New Possibilities for Studying Mechanism of Nitrogenase Reaction with Photodonors of Electron

Abstract

Despite a great deal of research on the field of nitrogenase, the individual role(s) of the two types of metal-sulphur clusters (P and M) found in Av1 (MoFe protein) is not clear and the mechanism of charge separation following electron transfer against the potential from Av2 (Fe protein) to Av1 is unknown. One of the most promising ways of gaining this information appears to be photoreduction of nitrogenase over a microsecond range. An alternative electron donor for nitrogenase was developed (Druzhinin S. et al., 1993) based on photoexcited eosin with NADH. Some xanthene dyes were also studied as possible photodonors. Eosin, 4′,5′-dibromofluorescein, cyanosine, erythrosin are effective photodonors for nitrogenase, fluorescein and rhodamine B or 6G are not.
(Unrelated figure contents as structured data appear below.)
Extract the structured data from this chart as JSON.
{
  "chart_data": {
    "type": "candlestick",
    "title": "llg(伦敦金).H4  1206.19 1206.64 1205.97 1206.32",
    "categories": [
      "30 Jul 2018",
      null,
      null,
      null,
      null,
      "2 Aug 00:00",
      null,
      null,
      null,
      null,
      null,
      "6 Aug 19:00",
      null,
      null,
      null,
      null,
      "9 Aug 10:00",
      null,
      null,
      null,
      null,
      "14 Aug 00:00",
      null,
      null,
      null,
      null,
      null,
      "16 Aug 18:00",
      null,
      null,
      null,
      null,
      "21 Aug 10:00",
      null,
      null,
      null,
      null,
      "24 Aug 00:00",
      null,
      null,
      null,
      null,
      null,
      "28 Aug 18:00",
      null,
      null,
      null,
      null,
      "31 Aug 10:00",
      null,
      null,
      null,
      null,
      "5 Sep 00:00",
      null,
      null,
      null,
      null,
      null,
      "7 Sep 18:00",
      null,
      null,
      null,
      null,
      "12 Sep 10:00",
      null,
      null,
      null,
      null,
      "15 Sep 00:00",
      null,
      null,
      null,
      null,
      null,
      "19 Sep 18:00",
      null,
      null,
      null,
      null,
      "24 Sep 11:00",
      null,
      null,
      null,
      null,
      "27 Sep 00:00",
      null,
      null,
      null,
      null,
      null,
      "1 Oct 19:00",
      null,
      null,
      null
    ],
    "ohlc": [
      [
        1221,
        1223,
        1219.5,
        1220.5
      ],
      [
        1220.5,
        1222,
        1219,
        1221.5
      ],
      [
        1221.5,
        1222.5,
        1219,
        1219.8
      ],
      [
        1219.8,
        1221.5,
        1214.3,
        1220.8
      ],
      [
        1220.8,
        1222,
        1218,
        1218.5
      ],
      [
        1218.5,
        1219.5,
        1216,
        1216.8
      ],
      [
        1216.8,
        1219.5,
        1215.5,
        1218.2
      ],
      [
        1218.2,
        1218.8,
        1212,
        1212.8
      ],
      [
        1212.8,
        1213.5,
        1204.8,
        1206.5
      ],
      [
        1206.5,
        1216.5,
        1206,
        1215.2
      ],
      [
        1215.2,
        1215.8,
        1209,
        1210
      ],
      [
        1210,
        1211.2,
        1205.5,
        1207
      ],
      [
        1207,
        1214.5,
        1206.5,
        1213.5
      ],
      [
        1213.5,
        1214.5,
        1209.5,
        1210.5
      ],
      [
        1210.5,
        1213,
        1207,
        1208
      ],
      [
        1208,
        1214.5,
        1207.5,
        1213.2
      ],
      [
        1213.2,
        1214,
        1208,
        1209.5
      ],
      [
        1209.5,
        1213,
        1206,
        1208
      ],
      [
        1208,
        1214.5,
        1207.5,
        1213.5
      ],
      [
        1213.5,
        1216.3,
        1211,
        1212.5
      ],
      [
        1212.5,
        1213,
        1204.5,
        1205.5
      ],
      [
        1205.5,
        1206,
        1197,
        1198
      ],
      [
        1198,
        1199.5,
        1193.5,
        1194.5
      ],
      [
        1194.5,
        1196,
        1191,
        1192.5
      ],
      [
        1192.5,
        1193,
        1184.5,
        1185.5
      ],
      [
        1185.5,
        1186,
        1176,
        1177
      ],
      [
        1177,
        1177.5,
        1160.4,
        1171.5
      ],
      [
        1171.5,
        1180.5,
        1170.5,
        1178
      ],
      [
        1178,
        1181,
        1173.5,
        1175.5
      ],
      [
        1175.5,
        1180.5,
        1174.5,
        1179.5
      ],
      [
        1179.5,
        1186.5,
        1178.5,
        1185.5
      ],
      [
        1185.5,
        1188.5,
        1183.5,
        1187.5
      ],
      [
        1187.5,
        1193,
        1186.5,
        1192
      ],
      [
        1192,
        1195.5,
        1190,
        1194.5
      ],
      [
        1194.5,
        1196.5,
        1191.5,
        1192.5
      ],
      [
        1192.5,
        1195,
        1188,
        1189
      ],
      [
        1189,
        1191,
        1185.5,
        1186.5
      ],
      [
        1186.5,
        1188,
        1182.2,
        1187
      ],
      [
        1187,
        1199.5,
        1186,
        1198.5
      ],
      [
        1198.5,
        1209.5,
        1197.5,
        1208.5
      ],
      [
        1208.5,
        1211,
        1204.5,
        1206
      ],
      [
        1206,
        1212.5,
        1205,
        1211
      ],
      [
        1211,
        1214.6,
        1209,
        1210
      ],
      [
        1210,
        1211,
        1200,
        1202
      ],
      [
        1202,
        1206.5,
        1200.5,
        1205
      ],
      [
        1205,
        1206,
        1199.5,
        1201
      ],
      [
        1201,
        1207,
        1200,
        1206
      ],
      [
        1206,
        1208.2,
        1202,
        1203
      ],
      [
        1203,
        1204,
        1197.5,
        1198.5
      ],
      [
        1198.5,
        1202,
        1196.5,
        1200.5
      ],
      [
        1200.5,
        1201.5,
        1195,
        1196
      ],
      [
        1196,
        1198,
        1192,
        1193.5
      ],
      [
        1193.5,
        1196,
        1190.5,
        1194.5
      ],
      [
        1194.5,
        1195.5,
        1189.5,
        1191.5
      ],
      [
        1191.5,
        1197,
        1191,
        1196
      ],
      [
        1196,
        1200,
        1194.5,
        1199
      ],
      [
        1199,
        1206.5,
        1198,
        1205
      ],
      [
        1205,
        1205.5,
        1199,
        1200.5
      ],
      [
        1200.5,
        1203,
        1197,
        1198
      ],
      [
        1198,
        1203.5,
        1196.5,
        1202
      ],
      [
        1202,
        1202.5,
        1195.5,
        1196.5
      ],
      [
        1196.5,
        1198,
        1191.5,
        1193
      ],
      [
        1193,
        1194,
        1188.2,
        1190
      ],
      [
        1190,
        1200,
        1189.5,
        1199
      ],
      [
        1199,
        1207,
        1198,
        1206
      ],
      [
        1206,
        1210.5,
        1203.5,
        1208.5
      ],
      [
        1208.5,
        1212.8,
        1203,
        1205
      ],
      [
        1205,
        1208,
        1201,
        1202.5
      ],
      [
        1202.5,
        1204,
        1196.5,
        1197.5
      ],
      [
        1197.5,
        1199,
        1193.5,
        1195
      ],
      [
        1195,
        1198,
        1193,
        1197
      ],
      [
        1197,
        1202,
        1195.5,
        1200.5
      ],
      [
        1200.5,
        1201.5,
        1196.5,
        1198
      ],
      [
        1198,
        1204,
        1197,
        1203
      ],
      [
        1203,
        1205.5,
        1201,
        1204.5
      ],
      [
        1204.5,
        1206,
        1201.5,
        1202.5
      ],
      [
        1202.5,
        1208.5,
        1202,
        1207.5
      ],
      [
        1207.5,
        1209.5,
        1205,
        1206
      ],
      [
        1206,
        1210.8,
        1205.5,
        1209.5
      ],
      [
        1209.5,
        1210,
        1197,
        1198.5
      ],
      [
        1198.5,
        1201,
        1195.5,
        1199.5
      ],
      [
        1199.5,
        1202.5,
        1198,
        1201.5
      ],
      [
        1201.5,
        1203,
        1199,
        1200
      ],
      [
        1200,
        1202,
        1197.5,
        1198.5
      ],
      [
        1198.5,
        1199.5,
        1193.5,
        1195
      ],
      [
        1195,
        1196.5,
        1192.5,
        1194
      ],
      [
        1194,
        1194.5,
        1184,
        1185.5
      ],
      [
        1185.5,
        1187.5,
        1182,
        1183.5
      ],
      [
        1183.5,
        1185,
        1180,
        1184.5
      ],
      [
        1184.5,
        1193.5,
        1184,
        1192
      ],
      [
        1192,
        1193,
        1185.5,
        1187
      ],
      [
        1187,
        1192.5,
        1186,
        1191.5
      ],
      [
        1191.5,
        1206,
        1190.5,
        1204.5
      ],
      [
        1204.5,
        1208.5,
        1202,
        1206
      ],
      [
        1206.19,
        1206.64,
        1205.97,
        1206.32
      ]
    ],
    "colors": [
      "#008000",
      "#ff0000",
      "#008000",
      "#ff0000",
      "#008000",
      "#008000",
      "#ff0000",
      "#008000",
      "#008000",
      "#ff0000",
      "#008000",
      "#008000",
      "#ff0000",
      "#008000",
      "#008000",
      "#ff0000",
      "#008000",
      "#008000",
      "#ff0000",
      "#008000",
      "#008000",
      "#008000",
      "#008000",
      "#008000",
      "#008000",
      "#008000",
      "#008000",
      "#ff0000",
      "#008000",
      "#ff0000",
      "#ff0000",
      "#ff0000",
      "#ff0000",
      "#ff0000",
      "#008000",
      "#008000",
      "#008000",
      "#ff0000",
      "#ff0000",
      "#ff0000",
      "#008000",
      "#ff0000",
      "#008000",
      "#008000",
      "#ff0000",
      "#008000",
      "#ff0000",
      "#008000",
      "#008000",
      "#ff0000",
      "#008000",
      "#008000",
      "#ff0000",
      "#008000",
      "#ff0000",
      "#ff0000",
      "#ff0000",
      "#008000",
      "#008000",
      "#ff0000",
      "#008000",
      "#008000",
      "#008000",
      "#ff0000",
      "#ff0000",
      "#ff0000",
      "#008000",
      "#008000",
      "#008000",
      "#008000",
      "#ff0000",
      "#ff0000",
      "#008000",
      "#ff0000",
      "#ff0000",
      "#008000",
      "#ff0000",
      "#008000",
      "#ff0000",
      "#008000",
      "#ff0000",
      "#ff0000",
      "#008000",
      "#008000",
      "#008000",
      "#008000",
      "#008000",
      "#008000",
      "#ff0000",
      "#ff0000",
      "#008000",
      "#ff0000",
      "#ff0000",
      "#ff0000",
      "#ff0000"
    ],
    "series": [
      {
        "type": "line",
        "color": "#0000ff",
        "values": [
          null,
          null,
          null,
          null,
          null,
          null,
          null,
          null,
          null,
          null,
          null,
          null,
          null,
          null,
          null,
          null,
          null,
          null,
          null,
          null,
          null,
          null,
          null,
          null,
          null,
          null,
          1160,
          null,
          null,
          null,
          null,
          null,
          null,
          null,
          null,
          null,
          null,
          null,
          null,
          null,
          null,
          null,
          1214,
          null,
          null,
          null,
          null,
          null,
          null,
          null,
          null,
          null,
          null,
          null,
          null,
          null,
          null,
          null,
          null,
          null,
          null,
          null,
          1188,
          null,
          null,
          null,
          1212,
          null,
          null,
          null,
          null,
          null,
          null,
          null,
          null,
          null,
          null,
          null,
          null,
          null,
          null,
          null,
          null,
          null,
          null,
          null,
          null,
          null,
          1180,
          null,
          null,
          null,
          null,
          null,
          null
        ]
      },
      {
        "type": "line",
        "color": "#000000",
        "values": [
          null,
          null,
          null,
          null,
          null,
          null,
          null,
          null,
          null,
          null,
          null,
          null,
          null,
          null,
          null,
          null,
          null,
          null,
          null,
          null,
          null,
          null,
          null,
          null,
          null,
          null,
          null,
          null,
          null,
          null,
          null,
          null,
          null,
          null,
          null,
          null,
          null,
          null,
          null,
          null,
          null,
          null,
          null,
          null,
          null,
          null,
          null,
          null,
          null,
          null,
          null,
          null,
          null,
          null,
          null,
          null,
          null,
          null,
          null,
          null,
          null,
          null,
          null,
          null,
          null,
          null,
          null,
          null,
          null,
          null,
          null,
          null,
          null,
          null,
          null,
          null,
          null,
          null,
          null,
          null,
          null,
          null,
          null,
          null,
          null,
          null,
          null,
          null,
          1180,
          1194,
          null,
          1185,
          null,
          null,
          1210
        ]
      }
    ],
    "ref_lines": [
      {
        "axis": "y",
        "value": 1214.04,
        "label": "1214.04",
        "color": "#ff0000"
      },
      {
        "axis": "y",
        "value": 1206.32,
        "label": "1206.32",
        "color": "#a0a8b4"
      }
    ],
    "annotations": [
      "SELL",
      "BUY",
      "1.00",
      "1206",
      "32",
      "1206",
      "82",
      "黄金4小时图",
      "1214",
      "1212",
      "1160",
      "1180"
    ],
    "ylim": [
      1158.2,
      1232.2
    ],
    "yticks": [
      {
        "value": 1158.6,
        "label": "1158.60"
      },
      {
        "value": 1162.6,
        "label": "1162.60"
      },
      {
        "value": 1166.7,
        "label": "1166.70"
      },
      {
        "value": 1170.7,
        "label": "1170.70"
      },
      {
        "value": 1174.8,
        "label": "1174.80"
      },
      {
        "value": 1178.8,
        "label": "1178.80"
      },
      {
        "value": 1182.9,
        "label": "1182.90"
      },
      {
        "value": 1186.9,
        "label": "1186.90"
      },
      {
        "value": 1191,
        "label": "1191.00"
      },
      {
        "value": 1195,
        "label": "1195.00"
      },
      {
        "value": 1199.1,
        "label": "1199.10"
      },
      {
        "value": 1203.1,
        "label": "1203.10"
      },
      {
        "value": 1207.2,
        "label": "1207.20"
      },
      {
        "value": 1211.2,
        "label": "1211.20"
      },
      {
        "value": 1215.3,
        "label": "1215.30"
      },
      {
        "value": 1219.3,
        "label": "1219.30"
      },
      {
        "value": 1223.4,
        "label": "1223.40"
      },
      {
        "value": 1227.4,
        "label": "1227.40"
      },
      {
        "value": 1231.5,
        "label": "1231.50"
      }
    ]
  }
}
The main difference between these active and inactive compounds was the high quantum yield of phosphorescence for active photodonors versus high quantum yield of fluorescence for inactive photodonors. All studied photodonors can inhibit electron transfer within nitrogenase following substrate reduction at high dye concentration. For 4′,5′-dibromofluorescein this concentration is 0,1 mM, for other dyes it is less. Under the same conditions the ATPase activity was inhibited to a significantly less degree. Optimal concentration of each xanthene dye as photodonor depends on its inhibition characteristics and varies in the range of 0,03–0,1 mM.